Un avenir lointain enchanté

Comme dans toute perspective d’absolu, les promesses du Pacte vert européen sont merveilleuses.

Promesses du Pacte vert européen 2021

  • un air pur, une eau propre,
  • des sols sains et la biodiversité
  • des bâtiments rénovés et économes en énergie
  • des aliments sains et abordables
  • des services de transport public plus nombreux
  • une énergie plus propre et des innovations technologiques propres de pointe
  • des produits plus durables pouvant être réparés, recyclés et réutilisés
  • des emplois pérennes et des formations aux compétences nécessaires pour la transition
  • une industrie compétitive et résiliente à l’échelle mondiale

Un avenir proche menaçant

Mais leur mise en pratique suppose des contraintes sévères, faites de centaines de milliards dépensés par an et d’interdictions..

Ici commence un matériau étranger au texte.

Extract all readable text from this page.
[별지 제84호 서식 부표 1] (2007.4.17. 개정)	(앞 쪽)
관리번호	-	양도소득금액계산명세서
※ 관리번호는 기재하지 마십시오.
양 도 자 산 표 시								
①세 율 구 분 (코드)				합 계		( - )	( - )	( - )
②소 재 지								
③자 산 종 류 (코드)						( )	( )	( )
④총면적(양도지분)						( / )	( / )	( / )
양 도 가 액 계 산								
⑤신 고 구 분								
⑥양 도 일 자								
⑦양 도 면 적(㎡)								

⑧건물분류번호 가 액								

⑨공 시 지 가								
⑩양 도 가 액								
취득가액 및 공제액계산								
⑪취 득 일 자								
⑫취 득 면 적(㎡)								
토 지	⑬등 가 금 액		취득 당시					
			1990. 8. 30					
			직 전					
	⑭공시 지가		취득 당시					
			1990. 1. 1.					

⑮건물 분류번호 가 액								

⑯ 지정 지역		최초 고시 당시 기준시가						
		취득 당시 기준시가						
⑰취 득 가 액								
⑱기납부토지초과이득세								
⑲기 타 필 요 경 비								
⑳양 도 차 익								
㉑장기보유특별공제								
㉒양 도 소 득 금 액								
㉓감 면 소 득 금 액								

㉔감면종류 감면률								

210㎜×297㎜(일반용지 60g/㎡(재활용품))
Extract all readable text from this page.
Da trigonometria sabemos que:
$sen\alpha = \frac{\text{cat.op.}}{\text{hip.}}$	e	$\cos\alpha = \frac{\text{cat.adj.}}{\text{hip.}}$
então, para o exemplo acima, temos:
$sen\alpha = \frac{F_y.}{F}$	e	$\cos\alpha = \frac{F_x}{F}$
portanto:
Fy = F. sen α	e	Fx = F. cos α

Mesures du Pacte vert européen 2021

  • Augmenter les prix des carburants routiers et ceux utilisés pour le chauffage
  • Taxer le kérosène aérien pour les vols internes à l’UE
  • Réduire la production agricole
  • Interdire à partir de 2035 la vente de véhicules utilisant un carburant
  • Supprimer progressivement les quota carbone gratuits accordés aux industries lourdes
  • Appliquer une taxe carbone et sociale aux frontières de l’UE

Des questions pendantes

  • Comment éviter les mesures de rétorsion des pays étrangers qui verront dans la taxe carbone aux frontières un nouvel avatar du protectionnisme ?
  • Comment mesurer dans tous les pays étrangers, le taux d’émission de CO₂ (et des autres gaz à effet de serre) pour produire des centaines de milliers de produits, par exemple une chemise, une tonne d’acier, une bicyclette, un quintal de blé ou un semi-conducteur ? Chaque produit étant lui-même constitué de dizaines ou centaines de composants produits dans d’autres pays ;
  • Comment exiger que des pays en développement aient des régimes sociaux identiques aux nôtres ? Faudra-t-il mettre des taxes « sociales » aux frontières à l’intérieur de l’Europe, où le SMIC est de 3 800 € en Suisse, 1 500 € en France, 750 en Grèce et 500 en Hongrie ? Mais le SMIC est un tout petit élément des régimes sociaux qui comporte de nombreux autres aspects (santé, retraites, temps de travail, logement…) Le travail forcé et celui des enfants est absolument condamnable mais marginal chez nos principaux pays partenaires ;
  • Quelle garantie a-t-on qu’en dix ans, tous les matériaux nécessaires aux voitures électriques (et leurs stations de recharge) seront disponibles en quantité suffisante et à des prix acceptables pour produire 16 millions de voitures par an en Europe ? et 100 millions dans le monde ?
  • En Europe, la production d’électricité sera-telle suffisante ?
  • Quels véhicules vendra-t-on aux pays étrangers (ex. Afrique, Amérique du sud, Asie...) qui ne suivraient pas à notre modèle ? (notre effet d’entraînement s’est avéré souvent limité).   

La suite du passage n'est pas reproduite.